Mas não pensem que vão ver uma biografia na tela. Porque Pablo Larrain, diretor de “No” e “O Clube”está longe de ser um diretor conservador. Quando fala do Chile, seu país natal, usa um modo ao mesmo tempo crítico e criativo de fazer cinema.

Assim, em “Neruda”vamos ver cenas da vida do poeta, algumas verdadeiras, outras de pura ficção, em um filme “nerudiano”, como explicou Larrain para a imprensa no Festival de Cannes 2016. E o que ele quer dizer com isso? Que vamos ver um filme poético, político, com toques de um humor nada reverente e até mesmo a criação de um personagem inventado,  que faz o contraponto ao grande Neruda.

O filme começa ao som de Edwad Grieg (Suite Peer Gynt) e vemos o poeta e senador, interpretado por Luis Gnecco, em 1948, discursando e acusando o presidente Gabriel Gonzales Videla (Alfredo Castro) de ser um traidor. Diz que Videla esquecera de suas raízes de esquerda para se aliar aos Estados Unidos.

Videla declara guerra ao Partido Comunista e seu mais famoso membro é obrigado a fugir para não ir para a prisão.

Esse é o período de vida de Neruda que Larrain escolheu como referência histórica para acompanhar com sua câmara. Essa fuga vai inspirar o diretor e seu roteirista Guilhermo Calderron a mostrar um Neruda mais imaginado do que real.

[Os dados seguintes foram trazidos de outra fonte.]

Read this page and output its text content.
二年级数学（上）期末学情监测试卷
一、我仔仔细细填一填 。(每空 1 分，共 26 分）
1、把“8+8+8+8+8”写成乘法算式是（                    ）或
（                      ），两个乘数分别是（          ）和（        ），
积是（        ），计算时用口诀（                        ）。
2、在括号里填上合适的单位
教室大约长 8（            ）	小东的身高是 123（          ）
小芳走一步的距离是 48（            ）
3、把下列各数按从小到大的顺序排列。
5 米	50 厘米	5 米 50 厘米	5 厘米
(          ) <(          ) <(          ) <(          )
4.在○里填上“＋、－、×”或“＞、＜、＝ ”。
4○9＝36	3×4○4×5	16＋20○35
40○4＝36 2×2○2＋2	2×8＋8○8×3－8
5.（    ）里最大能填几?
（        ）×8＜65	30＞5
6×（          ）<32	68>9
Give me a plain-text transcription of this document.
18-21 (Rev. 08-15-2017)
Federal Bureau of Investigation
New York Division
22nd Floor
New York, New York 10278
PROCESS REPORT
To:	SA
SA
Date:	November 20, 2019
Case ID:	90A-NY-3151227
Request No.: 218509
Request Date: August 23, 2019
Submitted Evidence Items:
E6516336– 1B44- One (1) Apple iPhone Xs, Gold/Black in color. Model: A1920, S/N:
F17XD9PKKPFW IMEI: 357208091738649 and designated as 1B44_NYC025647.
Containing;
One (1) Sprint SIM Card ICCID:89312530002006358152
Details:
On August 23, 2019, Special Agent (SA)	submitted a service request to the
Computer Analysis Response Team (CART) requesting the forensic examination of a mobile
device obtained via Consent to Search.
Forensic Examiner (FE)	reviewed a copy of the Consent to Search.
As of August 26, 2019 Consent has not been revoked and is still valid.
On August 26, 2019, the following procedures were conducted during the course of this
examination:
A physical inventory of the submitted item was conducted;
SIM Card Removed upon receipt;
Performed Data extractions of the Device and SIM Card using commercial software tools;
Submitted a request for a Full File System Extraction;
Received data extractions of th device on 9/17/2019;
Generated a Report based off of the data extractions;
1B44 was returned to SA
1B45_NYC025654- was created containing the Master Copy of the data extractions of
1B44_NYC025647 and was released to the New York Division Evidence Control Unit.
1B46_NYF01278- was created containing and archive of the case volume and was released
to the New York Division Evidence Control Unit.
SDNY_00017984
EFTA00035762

O mito.

Como realçar uma fuga? Fazendo dela uma perseguição.

Porque no filme vemos o poeta dizer:

“- Mas essa tem que ser uma caçada selvagem!”

E inventando o detetive interpretado por Gael Garcia Bernal, supostamente convocado por Videla para seguir Neruda e prendê-lo, Larrain nos faz pensar na função de imaginação do poeta. O diretor inventa um personagem, que seria invenção do poeta para que a fuga fosse mais estimulante.

Gael Garcia Bernal faz o detetive Oscar Peluchenneau, um tipo apagado que quer a todo custo prender Neruda e alçar sua figura às alturas de seu pai, famoso chefe de polícia que o renega. Sendo a mãe uma prostituta, Oscar precisa de um feito heroico para ser alguém.

Larrain coloca o detetive como o narrador em “off” e sua voz aparece bem antes de o ver na tela. Há tiradas engraçadas envolvendo uma perseguição de gato e rato. Neruda se diverte deixando como pistas pelo caminho, as novelas policiais que ele adora ler e que deixa autografadas e bem colocadas, para que o pobre detetive encontre. Ele está sempre um passo atrás.

A fuga, inicialmente imaginada pelo mar, transforma-se numa aventura maior pois há que atravessar os Andes, mostrado em belas cenas na neve e entrar na Argentina, para de lá ganhar a Europa.

O filme agrada a quem gosta de literatura, de imaginação e de toques surrealistas. Não há a intenção de diminuir o poeta, mas de mostrá-lo como ele era: amante da boa vida, das mulheres e do bom humor. O que não o impediu de ser admirado por sua voz que defendia as liberdades e o povo humilde do Chile.

E, relembrando o Prêmio Nobel de Literatura chileno e sua personalidade carismática, Pablo Larrain mostra o seu talento e assina um novo sucesso em sua carreira brilhante.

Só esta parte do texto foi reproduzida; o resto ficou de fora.